Jack Tatum, in They Call Me Assassin, gave props to Csonka and only Csonka among offensive players. "He warded tacklers off with those elbows," Tatum said. "I was never able to sting him." But Marshawn is an improved version of Csonka, faster and more elusive.
They had a super-efficient and super-unassuming quarterback, Bob Griese, whose stats were derided, but whose "percentage play" was off the charts. It created a synchonicity that led to the last undefeated season in the NFL. I don't relish the comparison, but the fact is that the 2014 Seahawks are an eerily-close comp for the Csonka Dolphins.
Sometimes you need three legs in place, if a stool isn't going to fall over. Secondary-based defense, unstoppable power runner, quarterback who plays chess.
The 1981-84 49'ers got good, first, with a dominating secondary (Ronnie Lott, Eric Wright, Dwight Hicks) ... I remember my best friend telling me, before the 49'ers ever won anything ... "You gotta see this secondary. Their receivers don't even want to practice against them." It echoes the way the Legion of Boom dominates Seahawk practices.
The '72-78 Steelers, as I recall, did play base defense also. As y'know their front four simply won its individual battles by such a wide margin that it warped the X's and O's downfield.
..........
But, to me, to try to win based on a great secondary ... that's doing it the hard way. That said, in the John Madden era, the Oakland Raiders always thought secondary play was the key to the whole game of football.
Any time in the NFL, you have one defender like Richard Sherman who "unfairly" wins his area, it warps the flow for the other 10-on-10. The Steelers had maybe three J.J. Watts doing this on the DL.
Deion Sanders can't stop talking about how he is greater than Sherman because he used to "flip." Sherman himself did a terrible job of replying to this, in their 1-on-1 interview. "Why don't you flip?" I wish he'd just have said, "Because it's not about ME, Deion.
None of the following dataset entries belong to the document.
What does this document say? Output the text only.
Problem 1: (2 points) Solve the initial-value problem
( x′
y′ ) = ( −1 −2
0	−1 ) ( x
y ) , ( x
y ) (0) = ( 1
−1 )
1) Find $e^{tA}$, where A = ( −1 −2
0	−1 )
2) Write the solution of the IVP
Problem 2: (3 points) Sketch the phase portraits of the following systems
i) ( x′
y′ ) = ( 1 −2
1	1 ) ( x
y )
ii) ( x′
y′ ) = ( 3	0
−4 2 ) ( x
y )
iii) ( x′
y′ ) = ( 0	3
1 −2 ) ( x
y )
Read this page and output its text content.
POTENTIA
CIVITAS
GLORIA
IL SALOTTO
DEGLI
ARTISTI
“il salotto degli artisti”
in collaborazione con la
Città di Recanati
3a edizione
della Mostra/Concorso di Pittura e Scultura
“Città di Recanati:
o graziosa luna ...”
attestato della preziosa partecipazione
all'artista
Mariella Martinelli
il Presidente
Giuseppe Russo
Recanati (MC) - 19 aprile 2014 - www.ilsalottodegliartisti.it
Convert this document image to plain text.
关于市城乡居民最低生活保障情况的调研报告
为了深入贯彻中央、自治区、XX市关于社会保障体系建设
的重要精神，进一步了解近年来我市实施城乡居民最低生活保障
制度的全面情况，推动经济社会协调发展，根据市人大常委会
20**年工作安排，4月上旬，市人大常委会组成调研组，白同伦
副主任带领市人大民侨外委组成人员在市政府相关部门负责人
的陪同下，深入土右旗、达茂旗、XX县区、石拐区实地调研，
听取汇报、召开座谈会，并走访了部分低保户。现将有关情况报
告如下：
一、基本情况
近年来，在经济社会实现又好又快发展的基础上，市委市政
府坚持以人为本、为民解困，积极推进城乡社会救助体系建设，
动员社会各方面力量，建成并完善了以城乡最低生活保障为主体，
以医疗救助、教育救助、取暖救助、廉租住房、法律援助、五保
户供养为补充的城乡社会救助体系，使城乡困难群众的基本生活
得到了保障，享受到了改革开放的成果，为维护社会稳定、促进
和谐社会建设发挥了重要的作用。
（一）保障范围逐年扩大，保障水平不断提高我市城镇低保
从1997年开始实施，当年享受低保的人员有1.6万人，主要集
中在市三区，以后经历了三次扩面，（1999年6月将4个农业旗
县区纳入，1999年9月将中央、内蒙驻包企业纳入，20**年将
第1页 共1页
It's about Earl and Kam being able to cheat right, and blow people up."
.........
Agree with you Grizz -- I wouldn't have thought it possible to construct a defense that simply won its individual battles the way the Seahawks do. I mean, *everybody* likes defenders with great SPARQ scores, right? But Carroll has somehow done what every other NASA organization was trying to do.
It's fascinating, because the secondary players are sort of bigger than other teams', and the linebackers sort of faster. It's like they've got five Kam Chancellors out there, but why is that unusual? San Fran has four All-Pro linebackers. It's not like "deathbackers" are Carroll's invention.
Would be delighted if somebody would really explain to me why Carroll could come up with Bobby Wagner, K.J. Wright and Bruce Irvin as his prototype when other teams haven't, really.
............
The Seahawks do it completely without smoke and mirrors. They're the Randy Johnson of NFL defenses.